YOU decided to have kids. sorry if it makes it inconvenient for you to go out. but it shouldnt be everyone else's problem.

 

btw, i'm a great babysitter and do so all the time. i am completely aware that sometimes babies/toddlers are going to cry for whatever reason. if i see a parent TRYING to do something about it, that's all i need to see.

 

OBVIOUSLY, the parent in the original story did nothing. you want to make an excuse for the kid because it said she was "weeping". i read that as crying because she wasnt going to get the toy she wanted and the parent tuned it out and went into ignore mode. yes, the gentleman completely overreacted in the worst way.

 

but my point still stands. had the parent done what MY parents would have done and picked me up and said "that's it, if you continue to act this way, we wont bring you to the store to look at toys anymore", this entire thing would have never happened in the first place.

 

you guys can say all you want "you shouldnt have kids" or "you dont know what it's like". bull sh--, i have younger sisters and cousins and nephews and nieces and I've helped raise and babysit MANY children. it's definitely not easy, and i can see how a parent would get "used to it" and just tune out their kid. but that is lazy, selfish parenting. end of story.

Posted
I stand corrected.
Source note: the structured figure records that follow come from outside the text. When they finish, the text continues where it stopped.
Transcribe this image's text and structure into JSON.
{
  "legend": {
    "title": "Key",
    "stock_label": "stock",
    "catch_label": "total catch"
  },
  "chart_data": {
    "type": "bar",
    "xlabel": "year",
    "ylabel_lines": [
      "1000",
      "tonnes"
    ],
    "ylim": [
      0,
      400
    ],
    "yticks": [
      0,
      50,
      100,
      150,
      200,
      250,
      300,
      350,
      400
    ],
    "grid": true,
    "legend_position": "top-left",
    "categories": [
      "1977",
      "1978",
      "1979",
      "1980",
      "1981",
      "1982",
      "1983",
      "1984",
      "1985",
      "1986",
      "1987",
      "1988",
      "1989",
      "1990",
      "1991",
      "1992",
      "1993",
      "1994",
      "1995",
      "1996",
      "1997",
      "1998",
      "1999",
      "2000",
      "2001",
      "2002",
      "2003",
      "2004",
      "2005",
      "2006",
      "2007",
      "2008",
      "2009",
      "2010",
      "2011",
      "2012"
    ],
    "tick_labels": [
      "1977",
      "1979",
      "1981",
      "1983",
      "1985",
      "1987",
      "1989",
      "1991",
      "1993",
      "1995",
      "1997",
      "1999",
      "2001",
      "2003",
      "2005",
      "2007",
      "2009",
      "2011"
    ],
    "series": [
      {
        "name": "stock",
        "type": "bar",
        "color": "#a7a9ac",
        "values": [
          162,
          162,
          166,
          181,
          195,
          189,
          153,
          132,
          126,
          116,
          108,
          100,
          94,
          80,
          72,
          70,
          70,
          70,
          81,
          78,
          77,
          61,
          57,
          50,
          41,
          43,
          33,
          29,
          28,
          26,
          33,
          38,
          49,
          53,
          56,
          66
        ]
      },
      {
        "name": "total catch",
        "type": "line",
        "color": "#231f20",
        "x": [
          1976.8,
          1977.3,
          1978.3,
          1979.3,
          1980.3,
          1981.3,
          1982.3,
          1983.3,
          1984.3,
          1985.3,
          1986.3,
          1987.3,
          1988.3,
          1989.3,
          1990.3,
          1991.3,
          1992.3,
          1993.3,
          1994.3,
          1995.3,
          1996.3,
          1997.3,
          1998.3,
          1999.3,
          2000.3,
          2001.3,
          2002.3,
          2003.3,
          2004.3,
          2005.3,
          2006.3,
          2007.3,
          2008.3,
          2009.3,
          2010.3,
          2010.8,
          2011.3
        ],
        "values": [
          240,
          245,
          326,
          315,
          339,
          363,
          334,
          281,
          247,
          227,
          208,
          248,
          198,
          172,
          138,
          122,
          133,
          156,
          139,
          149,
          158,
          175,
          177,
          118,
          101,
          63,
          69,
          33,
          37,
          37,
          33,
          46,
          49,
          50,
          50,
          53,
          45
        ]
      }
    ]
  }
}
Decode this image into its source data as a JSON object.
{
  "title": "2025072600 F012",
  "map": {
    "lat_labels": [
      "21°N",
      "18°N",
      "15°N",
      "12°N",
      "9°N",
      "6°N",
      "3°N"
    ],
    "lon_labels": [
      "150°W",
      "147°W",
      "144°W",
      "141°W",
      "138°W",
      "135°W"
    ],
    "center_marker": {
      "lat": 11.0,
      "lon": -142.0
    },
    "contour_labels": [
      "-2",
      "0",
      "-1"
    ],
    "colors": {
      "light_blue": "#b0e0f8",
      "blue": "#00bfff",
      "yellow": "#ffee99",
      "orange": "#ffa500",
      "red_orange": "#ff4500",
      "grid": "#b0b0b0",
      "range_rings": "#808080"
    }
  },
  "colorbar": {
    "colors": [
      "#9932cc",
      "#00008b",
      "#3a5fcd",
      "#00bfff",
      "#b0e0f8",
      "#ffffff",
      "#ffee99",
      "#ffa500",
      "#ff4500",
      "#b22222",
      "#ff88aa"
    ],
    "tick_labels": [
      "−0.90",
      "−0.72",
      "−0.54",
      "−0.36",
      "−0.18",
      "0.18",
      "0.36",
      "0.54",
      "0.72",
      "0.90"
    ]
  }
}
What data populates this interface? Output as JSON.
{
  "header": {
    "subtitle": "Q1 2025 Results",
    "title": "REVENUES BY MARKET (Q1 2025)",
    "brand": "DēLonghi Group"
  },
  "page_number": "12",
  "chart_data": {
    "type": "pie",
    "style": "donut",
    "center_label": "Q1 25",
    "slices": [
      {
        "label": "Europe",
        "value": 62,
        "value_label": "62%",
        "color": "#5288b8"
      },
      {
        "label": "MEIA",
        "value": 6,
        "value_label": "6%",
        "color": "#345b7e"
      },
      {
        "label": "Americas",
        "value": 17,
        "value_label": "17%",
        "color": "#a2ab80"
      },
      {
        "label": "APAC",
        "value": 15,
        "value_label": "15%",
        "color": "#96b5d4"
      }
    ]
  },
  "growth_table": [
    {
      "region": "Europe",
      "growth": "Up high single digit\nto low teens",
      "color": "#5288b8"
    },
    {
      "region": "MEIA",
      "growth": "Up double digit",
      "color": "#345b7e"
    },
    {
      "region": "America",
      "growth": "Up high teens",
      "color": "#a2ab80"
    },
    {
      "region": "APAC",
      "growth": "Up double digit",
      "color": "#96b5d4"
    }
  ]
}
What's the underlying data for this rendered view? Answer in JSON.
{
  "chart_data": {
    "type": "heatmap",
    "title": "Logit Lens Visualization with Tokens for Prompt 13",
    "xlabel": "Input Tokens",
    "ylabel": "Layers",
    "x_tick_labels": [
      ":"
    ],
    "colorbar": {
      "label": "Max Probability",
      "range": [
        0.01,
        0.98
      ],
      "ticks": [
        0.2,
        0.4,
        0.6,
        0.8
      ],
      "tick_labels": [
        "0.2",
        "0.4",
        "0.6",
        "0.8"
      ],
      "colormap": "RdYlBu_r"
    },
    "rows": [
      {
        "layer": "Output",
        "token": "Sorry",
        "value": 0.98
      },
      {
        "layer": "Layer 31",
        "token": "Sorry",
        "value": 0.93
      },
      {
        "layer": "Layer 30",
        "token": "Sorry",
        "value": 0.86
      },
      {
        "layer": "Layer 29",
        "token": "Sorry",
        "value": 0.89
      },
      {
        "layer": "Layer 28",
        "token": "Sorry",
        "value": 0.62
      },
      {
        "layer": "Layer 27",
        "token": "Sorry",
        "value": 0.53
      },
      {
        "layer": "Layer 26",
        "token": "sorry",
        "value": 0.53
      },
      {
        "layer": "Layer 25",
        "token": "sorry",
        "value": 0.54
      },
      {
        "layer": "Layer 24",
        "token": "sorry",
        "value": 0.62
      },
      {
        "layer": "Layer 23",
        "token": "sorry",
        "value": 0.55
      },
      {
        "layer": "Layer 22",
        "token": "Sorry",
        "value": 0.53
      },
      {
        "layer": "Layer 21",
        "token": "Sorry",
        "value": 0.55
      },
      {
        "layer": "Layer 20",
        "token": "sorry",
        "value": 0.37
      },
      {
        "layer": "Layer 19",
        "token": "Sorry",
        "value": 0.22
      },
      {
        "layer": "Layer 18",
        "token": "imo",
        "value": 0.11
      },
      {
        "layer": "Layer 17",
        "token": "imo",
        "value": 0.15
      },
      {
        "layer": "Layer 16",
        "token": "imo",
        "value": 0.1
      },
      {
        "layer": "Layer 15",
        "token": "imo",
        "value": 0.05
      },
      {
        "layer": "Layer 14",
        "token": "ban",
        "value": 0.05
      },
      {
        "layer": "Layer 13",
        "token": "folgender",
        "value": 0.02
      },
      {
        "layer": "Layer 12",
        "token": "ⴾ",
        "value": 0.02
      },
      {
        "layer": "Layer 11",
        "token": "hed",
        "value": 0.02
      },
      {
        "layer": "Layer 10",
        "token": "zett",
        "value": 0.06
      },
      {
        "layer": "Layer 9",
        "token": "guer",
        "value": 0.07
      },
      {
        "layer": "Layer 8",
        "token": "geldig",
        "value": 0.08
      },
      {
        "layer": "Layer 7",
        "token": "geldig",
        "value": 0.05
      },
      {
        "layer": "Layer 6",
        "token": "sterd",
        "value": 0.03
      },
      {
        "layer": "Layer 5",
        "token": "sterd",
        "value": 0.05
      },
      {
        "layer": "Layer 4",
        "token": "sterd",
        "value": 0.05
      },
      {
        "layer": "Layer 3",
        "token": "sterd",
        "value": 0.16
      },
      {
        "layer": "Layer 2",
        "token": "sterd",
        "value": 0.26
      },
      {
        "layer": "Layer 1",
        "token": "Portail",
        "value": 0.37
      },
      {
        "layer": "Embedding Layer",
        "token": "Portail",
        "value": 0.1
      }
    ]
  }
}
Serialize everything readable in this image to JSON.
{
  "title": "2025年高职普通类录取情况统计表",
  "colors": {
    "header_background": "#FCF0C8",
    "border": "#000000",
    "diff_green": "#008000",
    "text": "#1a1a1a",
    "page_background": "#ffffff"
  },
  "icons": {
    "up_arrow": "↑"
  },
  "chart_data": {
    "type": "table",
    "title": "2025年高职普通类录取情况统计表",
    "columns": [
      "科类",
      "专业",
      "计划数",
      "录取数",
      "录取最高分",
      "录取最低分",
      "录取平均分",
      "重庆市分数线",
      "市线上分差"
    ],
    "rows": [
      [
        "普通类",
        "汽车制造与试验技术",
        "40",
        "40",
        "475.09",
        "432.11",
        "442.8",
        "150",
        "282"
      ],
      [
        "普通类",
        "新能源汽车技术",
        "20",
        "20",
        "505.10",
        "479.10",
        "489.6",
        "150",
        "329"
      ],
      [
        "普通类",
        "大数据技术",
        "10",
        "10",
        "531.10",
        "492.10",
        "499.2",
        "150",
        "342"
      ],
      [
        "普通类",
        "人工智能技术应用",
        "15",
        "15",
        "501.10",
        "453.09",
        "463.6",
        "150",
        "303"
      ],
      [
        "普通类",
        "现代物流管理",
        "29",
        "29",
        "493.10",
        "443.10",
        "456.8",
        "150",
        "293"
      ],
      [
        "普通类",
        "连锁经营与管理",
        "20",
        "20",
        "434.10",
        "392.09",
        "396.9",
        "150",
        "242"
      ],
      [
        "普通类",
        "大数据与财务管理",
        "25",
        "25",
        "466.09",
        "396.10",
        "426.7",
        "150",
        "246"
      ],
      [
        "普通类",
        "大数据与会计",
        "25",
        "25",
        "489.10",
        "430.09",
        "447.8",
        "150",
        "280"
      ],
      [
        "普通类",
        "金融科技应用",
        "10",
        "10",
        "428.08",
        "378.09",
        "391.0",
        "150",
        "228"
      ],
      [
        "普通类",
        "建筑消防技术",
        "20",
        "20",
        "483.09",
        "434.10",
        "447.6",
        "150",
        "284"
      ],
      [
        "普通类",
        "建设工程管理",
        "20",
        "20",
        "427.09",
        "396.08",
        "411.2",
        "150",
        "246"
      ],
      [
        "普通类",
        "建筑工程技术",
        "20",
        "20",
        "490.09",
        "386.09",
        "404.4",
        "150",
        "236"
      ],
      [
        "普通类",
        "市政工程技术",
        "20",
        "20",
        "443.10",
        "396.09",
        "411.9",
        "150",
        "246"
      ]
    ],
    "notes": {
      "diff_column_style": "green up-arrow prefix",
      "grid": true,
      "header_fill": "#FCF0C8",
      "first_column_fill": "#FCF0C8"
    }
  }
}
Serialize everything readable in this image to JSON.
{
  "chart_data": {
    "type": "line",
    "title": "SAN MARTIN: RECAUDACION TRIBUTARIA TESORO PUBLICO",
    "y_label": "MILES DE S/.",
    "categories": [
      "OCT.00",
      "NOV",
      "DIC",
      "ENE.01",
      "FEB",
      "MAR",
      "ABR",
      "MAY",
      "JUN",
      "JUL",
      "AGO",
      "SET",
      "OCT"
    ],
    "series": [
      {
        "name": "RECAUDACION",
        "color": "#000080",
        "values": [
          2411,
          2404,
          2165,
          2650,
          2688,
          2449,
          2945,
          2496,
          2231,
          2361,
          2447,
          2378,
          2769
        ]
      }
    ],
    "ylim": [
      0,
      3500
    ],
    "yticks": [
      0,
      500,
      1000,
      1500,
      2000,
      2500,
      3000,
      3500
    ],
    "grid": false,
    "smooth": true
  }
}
There is a difference between an unholy tantrum and a crying baby. But if you're standing in line with a baby that is teething, or is sick, and you're picking up a prescription, and the baby is crying loudly because of the pain or discomfort, that does not mean they're a bratty kid.

 

i agree 100% with that. but i was referring to the story with the little girl crying in the store, and crying children in restaurants and the such...

Posted
I agree with the guy that said he'd be dead if that happened to my child. Real quick. Dead.

 

im not trying to argue, but i need to ask: would you even let it come to that by ignoring your child? or would you have tried to quiet your child down/remove them?